Equity · Shareholder agreements

Issuing Shares in a startup?

Ali I Experienced Retail Maven, Marketing Pioneer, Mobile Specialist. Mobile Loyalty = $ales INCREASE! www.massmobileapps.com

November 8th, 2016

I have bootstrapped my mobile app development company, (we have developed a DIY mobile app publishing platform) and i have started to bring on members to my team. I am looking for resources and info on how to start issuing shares to potential team members. Currently there is not much in the way of revenue, but we hope to start generating some sales within the next 6 months, I want to offer equity stakes to a few people, and wanted to know the best way to go about it?
Any resources on share structure and how to set it up would be great. The company currently is structured as a Corporation in Canada.

Mike Moyer

November 8th, 2016

There are lots of ways to do this, but only one way to do it right.

Most methods include doling out chunks of equity at the outset of the venture in anticipation of each person's future commitments then slapping on a time-based vesting agreements. This is quite common, but wrong. This method leads to multiple rounds of renegotiation when people realize the split is unfair. Each round embitters participants and destroys relationships and could destroy your company.

The right way is called Slicing Pie and it is the only way to ensure a perfect split. 

The basic principle is that a person’s % share of the equity should always equal that person’s % share of the at-risk contributions.

Think of your startup like a game of Blackjack (albeit lower odds). You and your partner are going to play and split the winnings. Let’s say you decide to go in “50/50”.
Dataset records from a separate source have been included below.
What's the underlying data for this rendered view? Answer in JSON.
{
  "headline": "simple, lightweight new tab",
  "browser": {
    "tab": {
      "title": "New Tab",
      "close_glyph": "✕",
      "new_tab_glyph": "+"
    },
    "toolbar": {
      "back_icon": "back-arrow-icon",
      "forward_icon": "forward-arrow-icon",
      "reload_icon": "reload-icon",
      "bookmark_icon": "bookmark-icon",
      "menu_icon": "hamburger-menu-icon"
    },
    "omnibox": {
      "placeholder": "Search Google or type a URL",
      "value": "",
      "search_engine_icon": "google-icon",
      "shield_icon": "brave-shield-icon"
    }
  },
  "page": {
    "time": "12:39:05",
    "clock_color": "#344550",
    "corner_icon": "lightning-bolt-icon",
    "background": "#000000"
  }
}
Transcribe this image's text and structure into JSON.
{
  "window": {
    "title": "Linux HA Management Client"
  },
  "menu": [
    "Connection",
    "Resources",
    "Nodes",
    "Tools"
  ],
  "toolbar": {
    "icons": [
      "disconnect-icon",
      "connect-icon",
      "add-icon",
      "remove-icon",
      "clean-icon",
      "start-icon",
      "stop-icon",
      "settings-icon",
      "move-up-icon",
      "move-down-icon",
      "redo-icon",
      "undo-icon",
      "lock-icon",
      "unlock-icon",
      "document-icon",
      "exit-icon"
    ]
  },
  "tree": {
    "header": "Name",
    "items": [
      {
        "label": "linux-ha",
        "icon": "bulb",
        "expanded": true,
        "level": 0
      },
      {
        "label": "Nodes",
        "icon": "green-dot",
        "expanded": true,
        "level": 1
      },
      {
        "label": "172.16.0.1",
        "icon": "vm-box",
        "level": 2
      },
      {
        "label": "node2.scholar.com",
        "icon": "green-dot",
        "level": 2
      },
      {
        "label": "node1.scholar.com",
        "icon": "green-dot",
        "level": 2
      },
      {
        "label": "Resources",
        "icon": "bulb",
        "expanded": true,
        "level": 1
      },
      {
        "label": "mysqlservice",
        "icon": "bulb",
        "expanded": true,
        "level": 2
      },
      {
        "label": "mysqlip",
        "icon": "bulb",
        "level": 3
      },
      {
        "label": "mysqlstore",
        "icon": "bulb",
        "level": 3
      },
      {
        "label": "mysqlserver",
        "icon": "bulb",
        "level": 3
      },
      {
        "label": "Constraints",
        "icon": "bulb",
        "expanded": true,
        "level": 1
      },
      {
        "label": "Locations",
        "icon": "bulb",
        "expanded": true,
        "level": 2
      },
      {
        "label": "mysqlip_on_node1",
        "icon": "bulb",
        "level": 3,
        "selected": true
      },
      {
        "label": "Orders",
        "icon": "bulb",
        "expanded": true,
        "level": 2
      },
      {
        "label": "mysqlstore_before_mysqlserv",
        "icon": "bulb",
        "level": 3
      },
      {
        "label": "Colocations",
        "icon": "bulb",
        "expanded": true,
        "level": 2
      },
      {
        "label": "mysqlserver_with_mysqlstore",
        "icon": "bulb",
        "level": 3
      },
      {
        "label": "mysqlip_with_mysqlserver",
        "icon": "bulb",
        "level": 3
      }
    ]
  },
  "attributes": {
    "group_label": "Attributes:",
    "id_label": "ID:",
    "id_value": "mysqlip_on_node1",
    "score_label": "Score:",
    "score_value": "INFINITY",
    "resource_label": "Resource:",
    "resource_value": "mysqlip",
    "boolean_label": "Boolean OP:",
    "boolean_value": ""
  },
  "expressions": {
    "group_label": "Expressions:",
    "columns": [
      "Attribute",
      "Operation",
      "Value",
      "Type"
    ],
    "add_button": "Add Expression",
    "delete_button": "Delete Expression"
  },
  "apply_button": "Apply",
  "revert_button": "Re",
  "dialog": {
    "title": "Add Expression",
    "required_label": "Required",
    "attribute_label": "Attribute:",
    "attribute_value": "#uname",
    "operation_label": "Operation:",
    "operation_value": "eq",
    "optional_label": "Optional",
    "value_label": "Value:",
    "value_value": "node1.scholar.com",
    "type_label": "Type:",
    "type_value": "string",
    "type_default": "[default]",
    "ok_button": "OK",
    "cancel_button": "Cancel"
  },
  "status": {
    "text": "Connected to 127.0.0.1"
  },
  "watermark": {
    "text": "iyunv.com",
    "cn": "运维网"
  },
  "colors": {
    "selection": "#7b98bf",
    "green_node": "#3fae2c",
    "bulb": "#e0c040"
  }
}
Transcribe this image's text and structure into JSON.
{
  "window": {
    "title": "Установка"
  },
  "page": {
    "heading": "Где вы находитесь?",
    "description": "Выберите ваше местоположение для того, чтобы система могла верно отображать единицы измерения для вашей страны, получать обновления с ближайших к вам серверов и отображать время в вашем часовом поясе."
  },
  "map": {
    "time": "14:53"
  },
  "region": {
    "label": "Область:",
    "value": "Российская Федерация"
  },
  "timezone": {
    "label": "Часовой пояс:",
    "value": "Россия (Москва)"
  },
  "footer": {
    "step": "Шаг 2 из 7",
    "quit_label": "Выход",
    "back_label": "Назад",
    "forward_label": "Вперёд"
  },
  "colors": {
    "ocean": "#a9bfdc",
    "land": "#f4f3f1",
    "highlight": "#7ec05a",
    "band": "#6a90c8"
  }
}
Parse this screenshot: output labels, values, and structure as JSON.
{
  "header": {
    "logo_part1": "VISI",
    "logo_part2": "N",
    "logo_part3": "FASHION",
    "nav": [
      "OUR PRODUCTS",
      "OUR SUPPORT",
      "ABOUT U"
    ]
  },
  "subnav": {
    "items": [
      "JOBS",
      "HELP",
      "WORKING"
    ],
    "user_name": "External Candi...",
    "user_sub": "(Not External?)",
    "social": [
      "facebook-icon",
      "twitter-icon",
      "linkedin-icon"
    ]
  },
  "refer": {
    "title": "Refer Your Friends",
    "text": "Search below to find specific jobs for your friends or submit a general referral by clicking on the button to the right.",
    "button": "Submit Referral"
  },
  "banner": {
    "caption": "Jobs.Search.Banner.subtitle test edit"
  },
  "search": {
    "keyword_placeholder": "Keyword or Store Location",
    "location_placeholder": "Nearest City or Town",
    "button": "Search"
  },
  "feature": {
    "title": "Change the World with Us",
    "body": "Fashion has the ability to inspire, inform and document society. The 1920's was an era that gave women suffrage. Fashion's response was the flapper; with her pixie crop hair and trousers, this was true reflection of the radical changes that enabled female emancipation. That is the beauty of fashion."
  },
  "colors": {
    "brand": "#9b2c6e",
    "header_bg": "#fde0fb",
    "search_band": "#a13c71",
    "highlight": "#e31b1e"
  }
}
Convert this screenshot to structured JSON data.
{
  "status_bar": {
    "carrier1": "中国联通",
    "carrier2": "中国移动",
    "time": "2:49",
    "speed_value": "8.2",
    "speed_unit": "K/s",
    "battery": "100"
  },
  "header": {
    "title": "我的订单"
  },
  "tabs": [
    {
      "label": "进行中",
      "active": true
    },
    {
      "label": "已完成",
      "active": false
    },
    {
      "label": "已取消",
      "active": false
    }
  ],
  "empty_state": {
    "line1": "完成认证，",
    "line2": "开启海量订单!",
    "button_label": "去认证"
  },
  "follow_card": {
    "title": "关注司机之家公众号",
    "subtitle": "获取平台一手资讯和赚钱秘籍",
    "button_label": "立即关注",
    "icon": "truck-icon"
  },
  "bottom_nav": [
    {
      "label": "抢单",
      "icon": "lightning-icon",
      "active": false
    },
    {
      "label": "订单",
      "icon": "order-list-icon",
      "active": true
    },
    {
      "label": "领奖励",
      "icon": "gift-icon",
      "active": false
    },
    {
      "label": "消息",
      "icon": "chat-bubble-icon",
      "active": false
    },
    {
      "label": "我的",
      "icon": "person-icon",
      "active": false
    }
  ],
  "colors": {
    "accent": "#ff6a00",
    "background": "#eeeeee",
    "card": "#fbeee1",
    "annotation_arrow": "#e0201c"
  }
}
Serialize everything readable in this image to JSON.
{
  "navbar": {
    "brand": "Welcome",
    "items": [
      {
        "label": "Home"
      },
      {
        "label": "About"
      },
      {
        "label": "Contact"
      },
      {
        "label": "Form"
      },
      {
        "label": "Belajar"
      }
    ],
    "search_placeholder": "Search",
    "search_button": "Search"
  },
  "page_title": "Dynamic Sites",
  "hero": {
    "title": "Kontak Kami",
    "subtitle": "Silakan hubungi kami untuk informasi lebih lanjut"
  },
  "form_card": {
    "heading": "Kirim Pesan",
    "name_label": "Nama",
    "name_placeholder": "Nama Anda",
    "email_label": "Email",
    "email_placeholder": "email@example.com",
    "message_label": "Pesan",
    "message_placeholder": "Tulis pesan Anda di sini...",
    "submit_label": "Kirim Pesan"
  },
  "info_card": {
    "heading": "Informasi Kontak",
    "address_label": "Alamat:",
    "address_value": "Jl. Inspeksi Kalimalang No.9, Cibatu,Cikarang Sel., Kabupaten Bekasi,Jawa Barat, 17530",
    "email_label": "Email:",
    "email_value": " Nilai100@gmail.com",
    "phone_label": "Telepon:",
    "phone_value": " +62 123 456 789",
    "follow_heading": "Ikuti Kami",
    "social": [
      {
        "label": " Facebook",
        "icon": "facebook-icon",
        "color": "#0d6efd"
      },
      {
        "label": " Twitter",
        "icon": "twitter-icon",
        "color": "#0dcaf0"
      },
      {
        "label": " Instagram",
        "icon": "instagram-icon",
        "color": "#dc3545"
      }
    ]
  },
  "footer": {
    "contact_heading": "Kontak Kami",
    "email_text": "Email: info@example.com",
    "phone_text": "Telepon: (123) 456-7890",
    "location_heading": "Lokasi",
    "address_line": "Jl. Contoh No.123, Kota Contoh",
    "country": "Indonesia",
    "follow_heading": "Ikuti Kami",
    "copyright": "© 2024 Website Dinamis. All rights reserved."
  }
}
In this game, like your startup, you don’t know if you’re going to win or when you’re going to win or even how much you’re going to win. The future is completely unknowable. Unfortunately, you have predetermined the split of an unknown future. Don’t feel bad, most startups make this mistake.

Now it’s time to play.

You each bet $1 on the same hand. The dealer deals two Aces. In Blackjack, you can now split these Aces into two hands and make another bet. Your partner is broke so you bet $2 more.

Again, the future is still unknowable. What is knowable is the amount of the bets each person made. You bet $3 and she bet $1. Does 50/50 sound fair? Probably not. It’s much more fair that you get 75% and she gets 25%. Your % share of the winnings should logically be based on your % share of the bets.

Your partner can sue you for 50% and probably win. But that doesn’t mean the deal was fair. The only possible way to have a fair equity split is to base it on the bets on the table.

Rob G

November 8th, 2016

steveblank.com is a good place to start. 

Chris Gorges Managing Director, Infinia Group // Founder, Biddlist

November 15th, 2016


Ali I Experienced Retail Maven, Marketing Pioneer, Mobile Specialist. Mobile Loyalty = $ales INCREASE! www.massmobileapps.com

November 15th, 2016

Thanks Chris, this looks like what i was looking for.